Minha casa, minha vida atrai fundos imobiliários e investidores
O programa Minha Casa, Minha Vida (MCMV) tem se destacado no mercado imobiliário brasileiro e atraído o interesse crescente de fundos imobiliários (FIIs). Impulsionado pela expansão das faixas de renda, um orçamento federal significativo e uma demanda consistente, o segmento tornou-se o foco de gestoras que buscam investimentos descorrelacionados das taxas de juros.
Nos últimos anos, diversas instituições financeiras têm criado instrumentos que permitem aos investidores participar diretamente do setor habitacional, seja financiando projetos do programa MCMV, seja atuando como parceiros das construtoras responsáveis pelos empreendimentos.
Em 2024, o programa habitacional alcançou um marco, com 698 mil financiamentos concedidos, representando o maior volume em 11 anos. O governo federal destinou R$ 13,7 bilhões em recursos, que atualmente representam metade de todas as unidades lançadas no mercado imobiliário do país.
A estratégia das gestoras consiste em capitalizar sobre um mercado com alta velocidade de vendas, financiado pela Caixa Econômica Federal e que demonstra resiliência mesmo em períodos de juros elevados.
Entre as novas iniciativas, destaca-se o MCMV11 (BRM Minha Casa Minha Vida III), um fundo estruturado pela BRM Asset e coordenado pelo Itaú BBA e BTG Pactual. A gestora lançou uma oferta para captar R$ 250 milhões, que serão alocados em um portfólio de mais de 25 projetos em parceria com construtoras regionais.
A estrutura do fundo combina permuta financeira, equity preferencial e equity puro, com o objetivo de impactar diretamente a construção de mais de seis mil moradias. Destinado a investidores qualificados, o fundo terá um prazo de cinco anos, com possibilidade de prorrogação por mais dois.
“Estamos falando de quase 20 mil pessoas impactadas”, declarou Pedro Fernandes, CEO da BRM Asset. Ele enfatiza que o segmento apresenta vendas robustas e é financiado pela Caixa desde o início, o que diminui os riscos e contribui para o desenvolvimento urbano.
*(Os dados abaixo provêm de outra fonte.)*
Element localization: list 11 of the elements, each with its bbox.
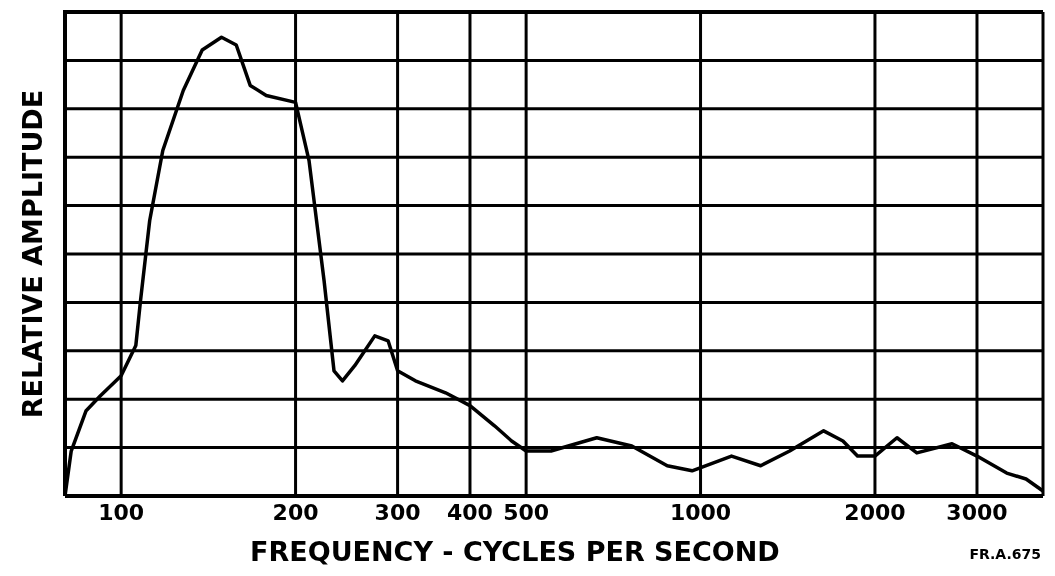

Fernandes também argumenta que o segmento de habitação popular tem apresentado um desempenho acima da média. Ele destaca que as construtoras listadas na bolsa focadas nesse nicho foram as que mais cresceram em lucro nos últimos anos, com ações que registraram alta superior a 80% em 12 meses. “É uma tese descorrelacionada de juros: há subsídios e taxas de financiamento menores, o que mantém a demanda aquecida”, completa.
A RBR Asset também possui uma presença consolidada como parceira em projetos do MCMV, tendo participado de mais de 30 projetos como sócia de incorporadoras em fundos de desenvolvimento. “A demanda é muito forte e o modelo funciona bem, mas o mercado ficou mais competitivo com o avanço de grandes players como Cury e Plano & Plano”, afirma Guilherme Antunes, sócio e gestor de crédito imobiliário.
Nos fundos de crédito listados, a exposição atual da RBR ao MCMV é pequena, entre R$ 50 milhões e R$ 100 milhões, concentrada em operações específicas de antecipação e garantias complementares. Antunes observa que as construtoras que operam de forma eficiente geram caixa mensalmente, necessitando pouco de capital externo, o que limita o espaço para atuação em nichos menores.
Já a Mérito Investimentos, gestora do MFII11, concentra cerca de 60% da carteira de recebíveis do fundo em projetos do Minha Casa, Minha Vida, segundo o CEO Alexandre Despontin.
“A exposição ao MCMV garante resiliência mesmo em períodos de juros altos, porque o programa conta com subsídios e financiamentos acessíveis. Além disso, a criação da faixa 4, que atende imóveis de até R$ 500 mil, amplia o alcance do programa e deve manter o setor aquecido nos próximos anos”, avalia Despontin.
Quanto aos riscos, Despontin acredita que a atuação no MCMV demanda um controle rigoroso dos custos das obras, uma vez que o preço de venda é limitado. Ele adverte que um aumento nos custos de construção pode resultar em uma perda significativa na margem líquida do projeto. No entanto, ele destaca que o modelo de repasse na planta permite a construção de imóveis com menor exposição de caixa.